O segredo alemão

Foto: Kal Pfaffenbach/AFP

O campeonato alemão já vai pra sua terceira rodada pós-pandemia, neste meio de semana, com o jogo decisivo entre o líder Bayern  o Dortmund. Fato inédito no mundo ocidental assolado pelo vírus mortal.

Todos os cuidados possíveis foram tomados pelos dirigentes alemães: máscaras de proteção para quem estiver à beira do gramado, distância de metro e meio entre os reservas, estádios vazios e, sobretudo, o fim daquelas habituais Sodomas e Gomorras nas áreas quando das cobranças de escanteios e nas celebrações dos gols conquistados.

A propósito, esses costumes são mais ou menos recentes. Datam dos anos 70, época limite do conhecimento passado das novas gerações, pois ser a que ainda está impressa nas tapes de tv acessíveis, já que a leitura de compêndios é coisa ultrapassada.

Antes, na cobrança de escanteio, os jogadores se posicionavam na área decentemente. E, nas comemorações dos gols, limitavam-se a levantar os braços e, um ou outro, abraçava respeitosamente o autor da façanha. E bola que rola.

Apesar, porém, de todos esses cuidados, o futebol correu solto e divertido nos campos alemães desde o fim de semana passado.
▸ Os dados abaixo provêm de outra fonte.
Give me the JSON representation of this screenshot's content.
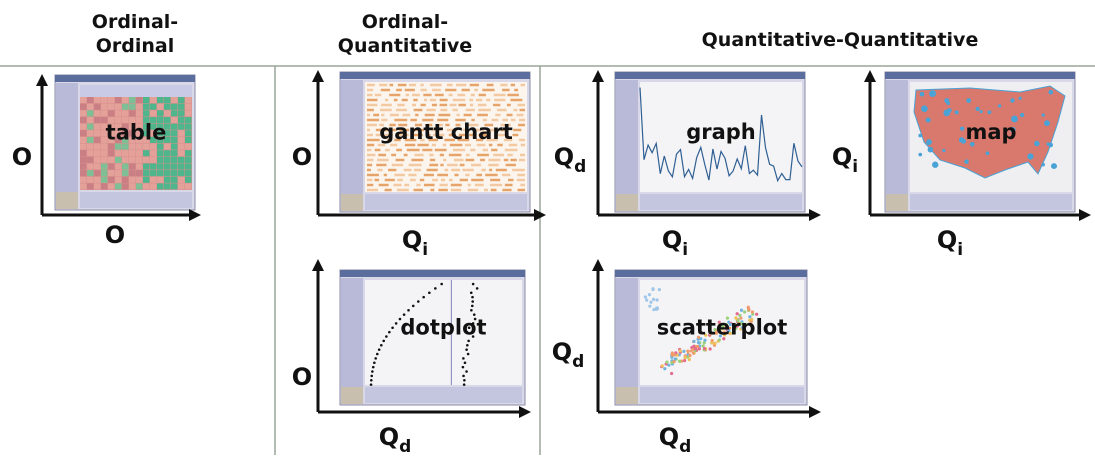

Ao contrário do que se supunha, por causa dos sessenta e seis dias de paralisação, foram jogos corridos, bem disputados, com muitos gols – algumas goleadas – e jogadas acrobáticas, aqui e ali.

E o que explica essa volta prematura do futebol alemão?

Educação é a palavras-chave. Um povo educado, nas escolas e em casa, que sabe cumprir seu dever cívico – isto é: respeitar os direitos dos outros, sobretudo, em relação à sobrevivência em épocas críticas como a que vivemos hoje em dia.

Esse povo, que já deu ao mundo Kant, Goethe e tantos outros gênios da literatura e das artes em geral, foi vítima e culpado de tiranias atrozes – a mais recente, o nazismo. Mas, parece ter aprendido a dura lição. Tanto, que apologia ao nazismo, lá, passou a ser crime inafiançável.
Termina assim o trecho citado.